Today I understand that growing up, I didn’t stick out at all. Born an average-looking, conventional, learning-challenged, jeans-wearing, gay tomboy, I was only uncomfortable being myself, as billions of us are. I, too, was brainwashed into believing I was not good enough unless I lived up to other people’s ideals and values.
The truth is, I did try to change, to be “normal.” And I suffered more. Regardless of how hard I tried to fit the mold other people had for me, I failed. Until one day I realized I’m not meant to live another person’s life. I’m only meant to live mine. That was the day I became free to simply be me.
The bottom line is that even if being gay were my choice, we must question how responsible it is to use thousand-year-old texts to rationalize the condemnation of those whose sexuality, religion, ethnicity, political beliefs, or socioeconomic status are different from our own.
If we’re going to create lives of love, compassion, and purpose, we have the charge to question what we believe. It is only by asking questions of ourselves and the world that we can improve from generation to generation.
Imagine life without the vast medical advancements of the past couple hundred years. Research and evaluation are how theories and formulas are adapted, adjusted, and made more reliable and applicable or wisely abandoned.
At first we thought the atom was the smallest particle of matter. Then we discovered even smaller particles: electrons, protons, and neutrons. And with particle accelerators, we discovered smaller things yet, called quarks.
Until the mid-twentieth century, we had no idea of the vastness of outer space. Then we discovered that the Earth resides in a galaxy among billions of others.
We are part of a continuous chain of civilizations asking questions and wanting answers. We come to conclusions and pass them on to the next generation. Advancing the complexity of the questions we ask, and making positive adjustments based on our findings, are part of the natural process of change.
Everything is designed to change and progress — the seasons, our planet, nature; scientific, technological, and cosmological discoveries; even ourselves. This means our spiritual beliefs, texts, and practices are meant to change and advance as well. Spiritual advancement ensures that we bring accountability, compassion, and principled excellence to the table when addressing challenges and opportunities.

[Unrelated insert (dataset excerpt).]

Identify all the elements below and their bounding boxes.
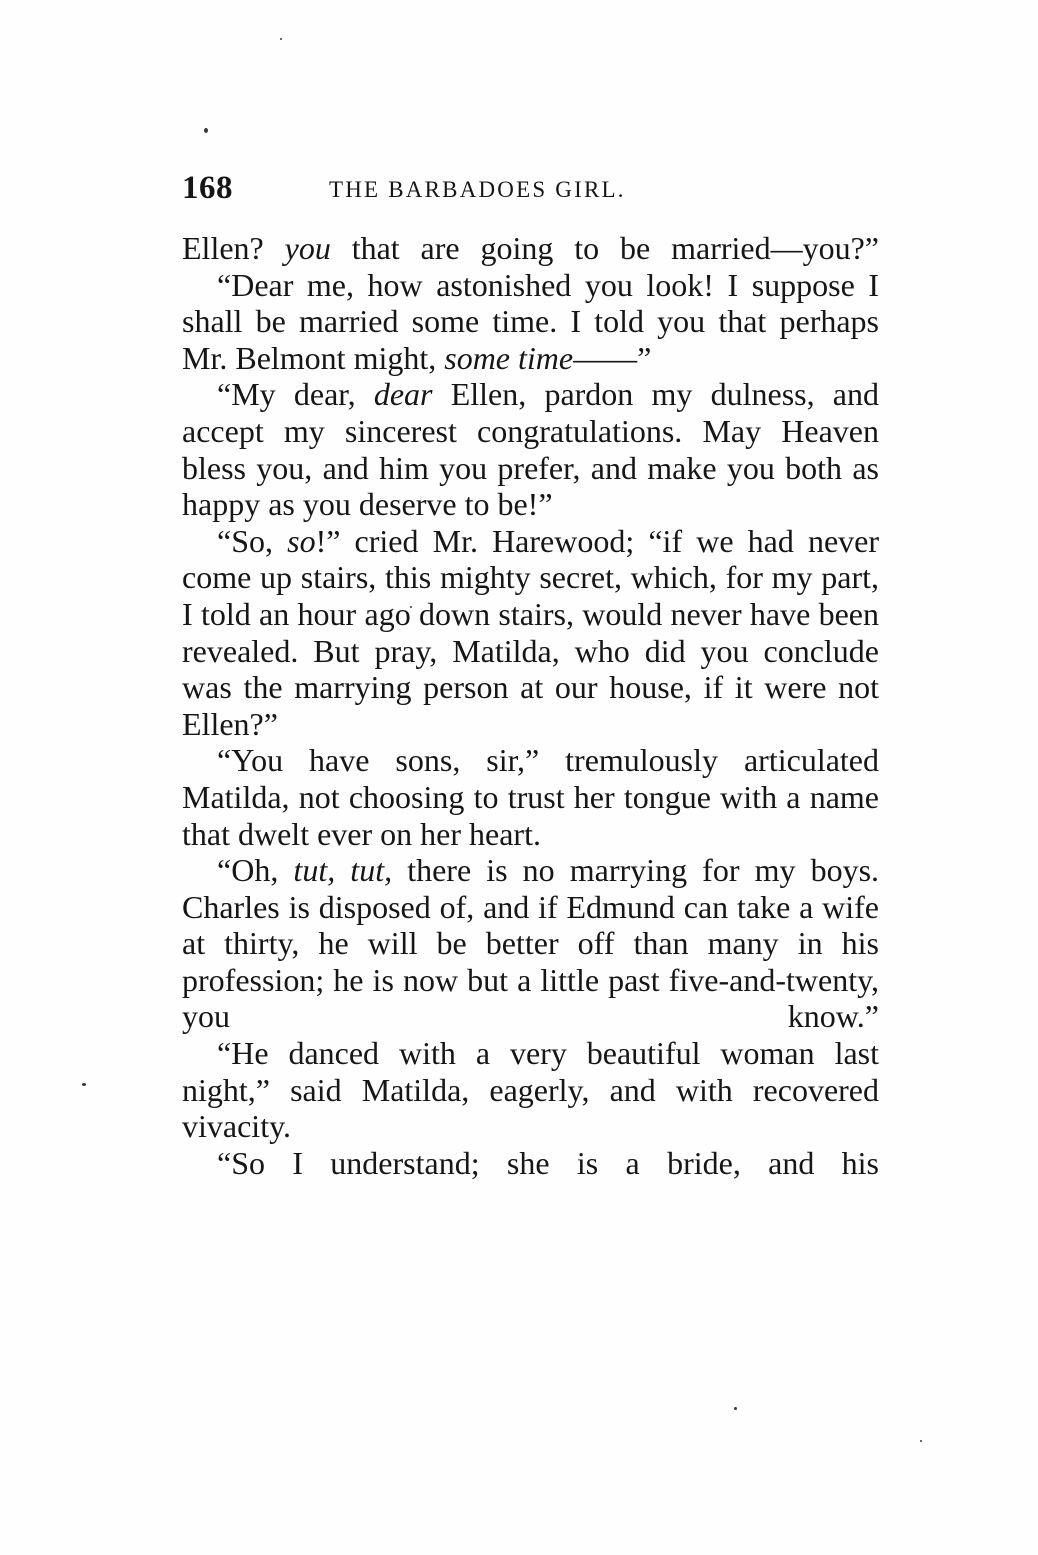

No matter what is written in ancient texts, we can change what is deemed spiritually responsible as our world changes. Pushing against the status quo is exactly what each enlightened messenger has done and continues to do. Questioning beliefs, including those that hold homosexuality as sinful, is spiritually prudent, particularly since science now provides evidence for biological and environmental causes.
Emerging on the other side of such a painful journey, I learned that the divine power I believe in manifests itself as love. Love does not judge others; not by sexual orientation, skin color, size, or any of the countless ways we are different.
What matters is how responsibly we behave as people of good, compassionate, and kind character. We honor, respect, and nurture individuality. We help make the world a better place by our being alive. We spread acceptance by treating others as we want to be treated. That is something God is very okay with, whether we are gay or not.